Mise en place par l’Etat et le département du Doubs suite aux épisodes de mortalité piscicole survenus sur la Loue en 2010 et 2011, cette conférence fait, chaque année, le point sur les actions engagées par les différents acteurs locaux impliqués dans la gestion des milieux aquatiques, du cycle de l’eau ou encore des activités pouvant avoir une incidence sur les cours d’eau. Récemment, la sécheresse de 2018 a confirmé la nécessité d’engager des actions d’envergure dans la gestion des ressources en eau et de leur assainissement.
Quatre thématiques ont alors été abordées cette année : la gouvernance, la ressource quantitative en eau, l’agroenvironnement et la qualité de l’eau.
À l’occasion de cette conférence, le Doubs illustre son volontarisme dans la gestion des ressources en eau, notamment avec des soutiens financiers et techniques aux projets locaux. Il redéfinit également sa politique grâce au nouveau programme de l’Agence de l’eau, avec laquelle il a contractualisé un nouvel accord jusqu’à 2024. De plus, il participe à la réalisation du SDAEP (Schéma Départemental d’Alimentation en Eau Potable) et a même son statut dans certains syndicats assurant la gestion des milieux aquatiques. Enfin, il ne cesse de suivre annuellement la qualité de l’eau des rivières et crée ainsi des évènements de sensibilisation, comme le Doubs-Day, organisé le samedi 29 juin.
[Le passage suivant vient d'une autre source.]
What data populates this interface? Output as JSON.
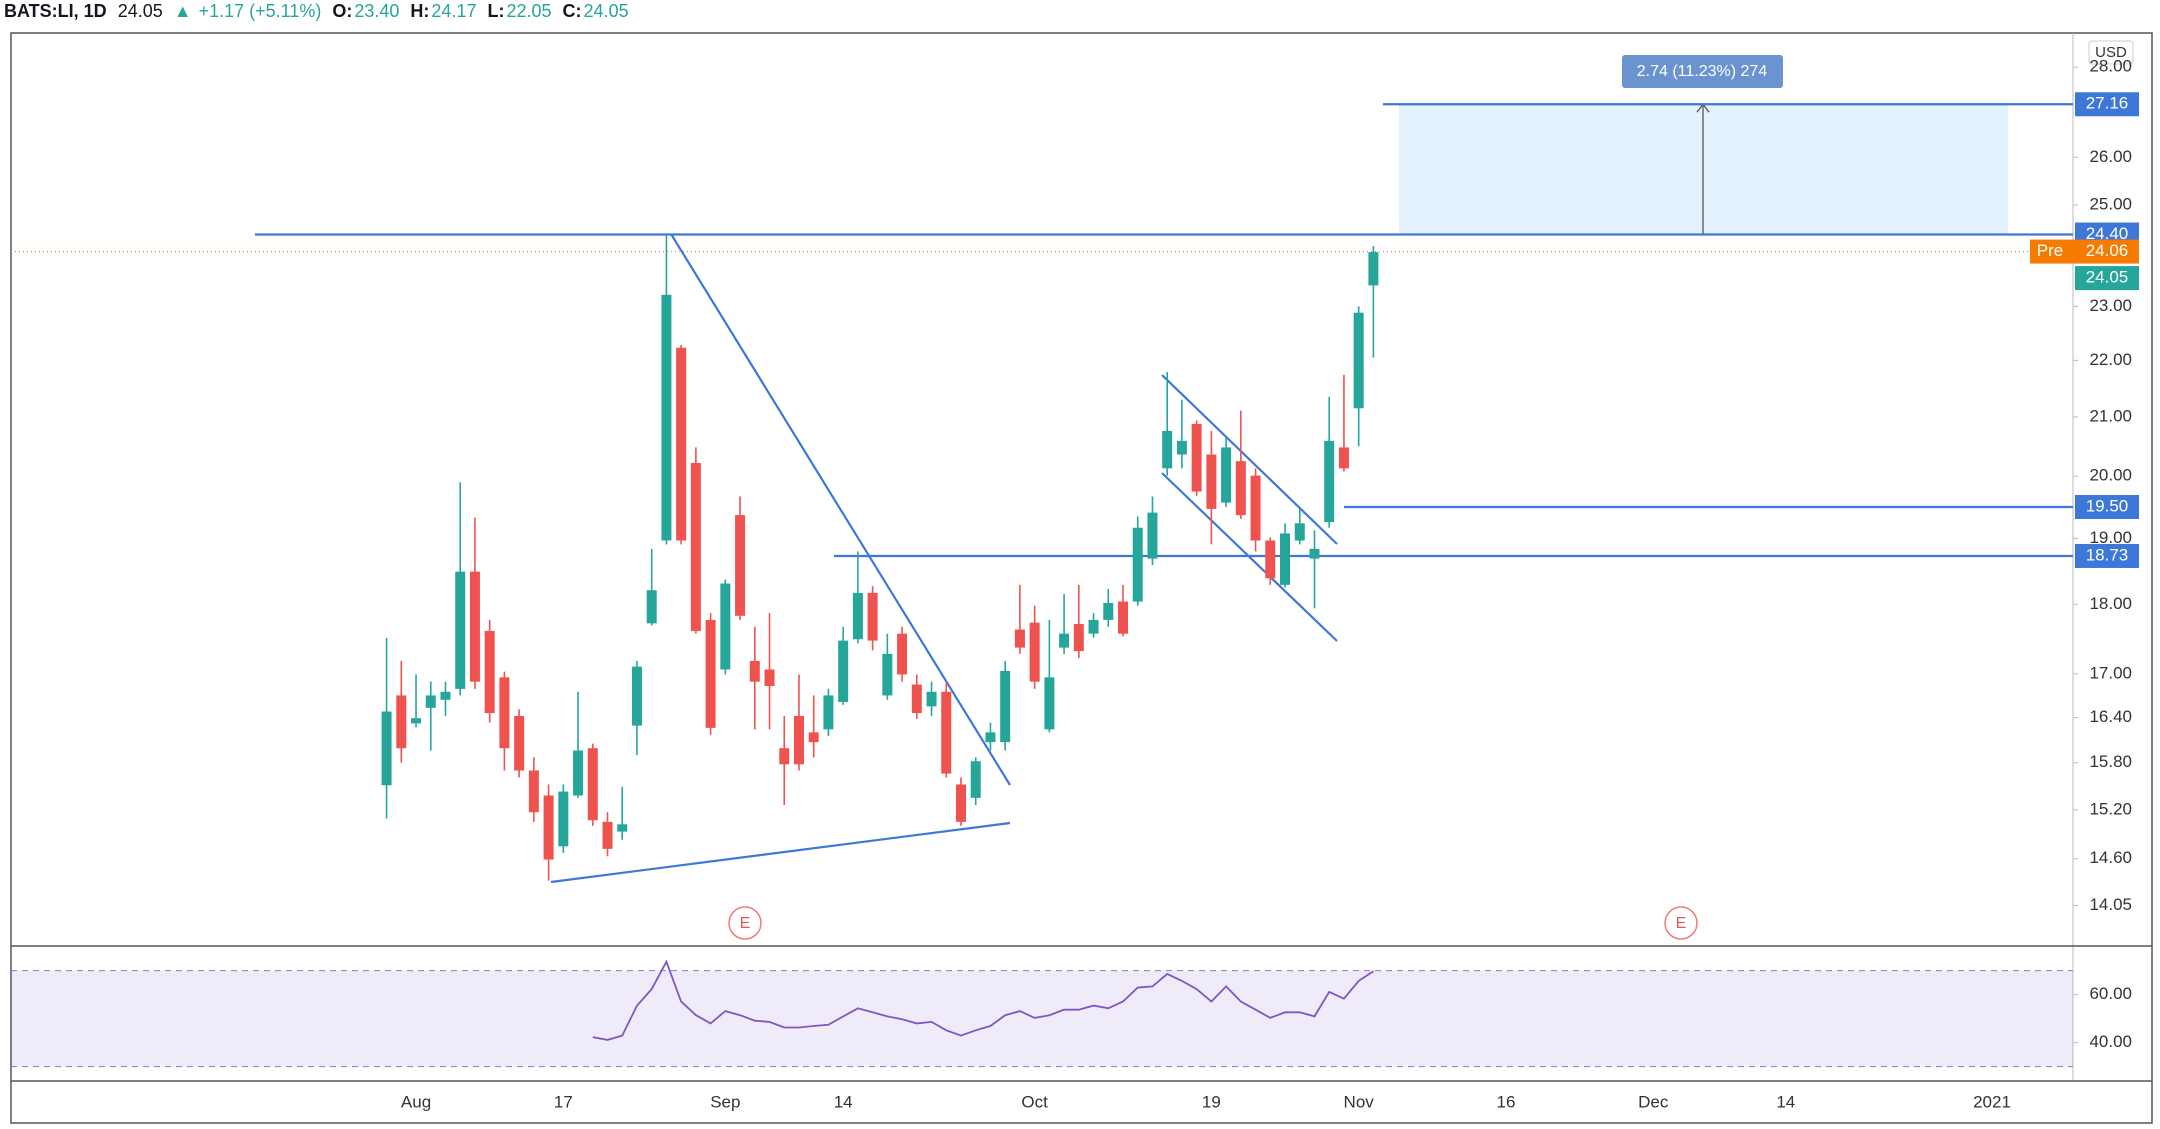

En clôture de cette conférence, la charte forestière « Piqûre » (charte de bonnes pratiques pour le traitement des bois en forêt publique) a été signée après sa présentation par l’ONF.
Cette charte vise à mieux maîtriser la pratique du traitement du bois en forêt, compte tenu de la grande vulnérabilité des rivières et de nos ressources en eau particulièrement fragiles en milieu karstique. Elle comprend douze engagements visant à acquérir une meilleure connaissance des pratiques de traitement des résineux, à des contrôles plus efficaces sur site, et à favoriser l’émergence de bonnes pratiques pour limiter le recours aux traitements en milieu forestier.